Movie director Tim Story may keep a low-key profile, but he’s a billion dollar man in Hollywood.
Story, 49, is responsible for directing hit movies like “Ride Along,” “Think Like A Man,” “Barbershop,” and “Fantastic Four” amongst others, and seven of his feature films have earned $1.1 billion dollars total at the box office worldwide.
In addition to making major bank, Story has made his way into the history books as the only African-American director to have six movies debut at #1 during their opening weekends. The earnings have surprised analysts who for some reason continue to underestimate the success of his films.
“It is weird to work for an industry that keeps on using the word surprise,” Story said in a previous interview with TheWrap. “It is so evident that… the Black and brown audience, whatever you want to call it, is so strong. We will keep ‘surprising’ them as long as it allows us to do more movies.”
A native of Los Angeles, Story briefly pursued a rap career when he was younger, performing with Ice-T‘s group, Rhyme Syndicate. Just before signing a record deal, Story decided to give up his dreams of hip-hop stardom when a close friend and fellow group was shot and killed. Fueled by the tragedy, he shifted direction, graduated from USC film school and started a movie in 1996 company with his wife, Vicky.
With his reputation for hit movie-making solidified, Story is now hoping for another win with the latest installation of the “SHAFT” movie franchise which opens on the big screen this Thursday.
The movie, inspired by the 1971 blaxploitation film starring Richard Roundtree, includes Samuel L. Jackson (who now plays Roundtree’s son), and the youngest of the SHAFT men, Jessie T. Usher (who plays Jackson’s son).
TheGrio sat down with Story in the heart of Harlem, NY, where “SHAFT” was filmed, to get the scoop on how he updated the classic Blaxploitation film, representing Black men’s masculinity on-screen, and the secret formula needed to “make it” in Hollywood.
TheGrio: Let’s talk about the three generations of Black men in this movie and their relationships to one another. Why was that such an important element to include in the film?
TIM STORY: To get a script that kind of just gave you the story like Kenya Barris gave me, where you’re talking about such poignant points and just such great relationships and then to bring it to screen was just the right thing to do. Especially with Shaft because you’re dealing with such an icon in terms of the definition of manhood.
Then of course there is the question of what is a man? How do you define manhood today? We have Jessie T. Usher to kind of have his millennial version of what that is. To have that conversation about what it means to be a man today was just a lot of fun.
TheGrio: I noticed that part Jessie’s character does challenge his elders frequently in the film. Do you think that can be helpful in terms of conversations that we have in our own families about Black manhood?
TIM STORY: One hundred percent. There are things of the past that should still be around today. For instance, I don’t think it’s a bad thing to open a door for a woman. Then there are other things that obviously don’t belong today and then there are new ways of doing things. There’s a new definition for womanhood as well and that has to be kind of put inside the definition of manhood.
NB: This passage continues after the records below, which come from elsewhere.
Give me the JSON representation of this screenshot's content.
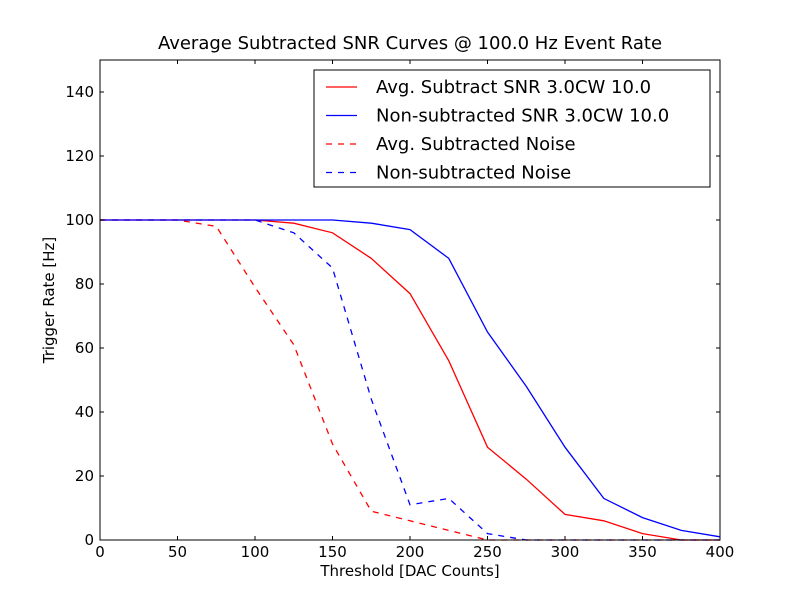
{
  "chart_data": {
    "type": "line",
    "title": "Average Subtracted SNR Curves @ 100.0 Hz Event Rate",
    "xlabel": "Threshold [DAC Counts]",
    "ylabel": "Trigger Rate [Hz]",
    "xlim": [
      0,
      400
    ],
    "ylim": [
      0,
      150
    ],
    "xticks": [
      0,
      50,
      100,
      150,
      200,
      250,
      300,
      350,
      400
    ],
    "yticks": [
      0,
      20,
      40,
      60,
      80,
      100,
      120,
      140
    ],
    "grid": false,
    "legend_position": "top-right",
    "series": [
      {
        "name": "Avg. Subtract SNR 3.0CW 10.0",
        "color": "#ff0000",
        "dash": "solid",
        "x": [
          0,
          25,
          50,
          75,
          100,
          125,
          150,
          175,
          200,
          225,
          250,
          275,
          300,
          325,
          350,
          375,
          400
        ],
        "y": [
          100,
          100,
          100,
          100,
          100,
          99,
          96,
          88,
          77,
          56,
          29,
          19,
          8,
          6,
          2,
          0,
          0
        ]
      },
      {
        "name": "Non-subtracted SNR 3.0CW 10.0",
        "color": "#0000ff",
        "dash": "solid",
        "x": [
          0,
          25,
          50,
          75,
          100,
          125,
          150,
          175,
          200,
          225,
          250,
          275,
          300,
          325,
          350,
          375,
          400
        ],
        "y": [
          100,
          100,
          100,
          100,
          100,
          100,
          100,
          99,
          97,
          88,
          65,
          48,
          29,
          13,
          7,
          3,
          1
        ]
      },
      {
        "name": "Avg. Subtracted Noise",
        "color": "#ff0000",
        "dash": "dashed",
        "x": [
          0,
          25,
          50,
          75,
          100,
          125,
          150,
          175,
          200,
          225,
          250,
          275,
          300,
          325,
          350,
          375,
          400
        ],
        "y": [
          100,
          100,
          100,
          98,
          79,
          61,
          30,
          9,
          6,
          3,
          0,
          0,
          0,
          0,
          0,
          0,
          0
        ]
      },
      {
        "name": "Non-subtracted Noise",
        "color": "#0000ff",
        "dash": "dashed",
        "x": [
          0,
          25,
          50,
          75,
          100,
          125,
          150,
          175,
          200,
          225,
          250,
          275,
          300,
          325,
          350,
          375,
          400
        ],
        "y": [
          100,
          100,
          100,
          100,
          100,
          96,
          85,
          44,
          11,
          13,
          2,
          0,
          0,
          0,
          0,
          0,
          0
        ]
      }
    ]
  }
}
TheGrio: When I was young, watching blaxploitation films, there was typically at least one, strong female hero, but in some of these movies, the women were just there as eye candy. The women in SHAFT are much more and feel very much like food for our souls. What was the intention behind that?
TIM STORY: We’re just in a world where womanhood has been represented so strongly now and it’s just a great time to bring them even further into the forefront. We wanted to mess with the fact that we’ve got a new era and it’s women who deserve this representation now. In doing this movie we had to be sure we did that.
When you have actresses like Regina Hall and Alexandra Shipp, they’re as powerful as the men and in some cases, even more. I wanted to be sure we show that in this movie.
TheGrio: What was one unexpected challenge that you’ve had to face in your career and what advice would you give to an up-and-coming Black creative who’s trying to be the next Tim Story?
TIM STORY: Good question. It’s hard. You have to get it done. You have to learn your trade. You have to learn what it is you’re trying to do if it’s a filmmaker. What’s cool about today is the medium for which we show our product. The lines are getting blurred. Whether it’s a film or a television show or a miniseries, whatever it is. It’s getting your idea across and making it.
There used to be a problem way back when your movie went to straight to DVD. If you’re a filmmaker, that’s a bad thing, but now, if it goes to Netflix, it’s not a bad thing anymore.
I just say to any filmmaker who’s coming up or learning to do what they do to just finish and see it to the end. Once you’ve finished it you’ll see that there are so many avenues for it to come out. Lastly, don’t be discouraged by what you you’re going through.
This interview has been edited for length and clarity. ‘SHAFT’ hits theaters June 13th.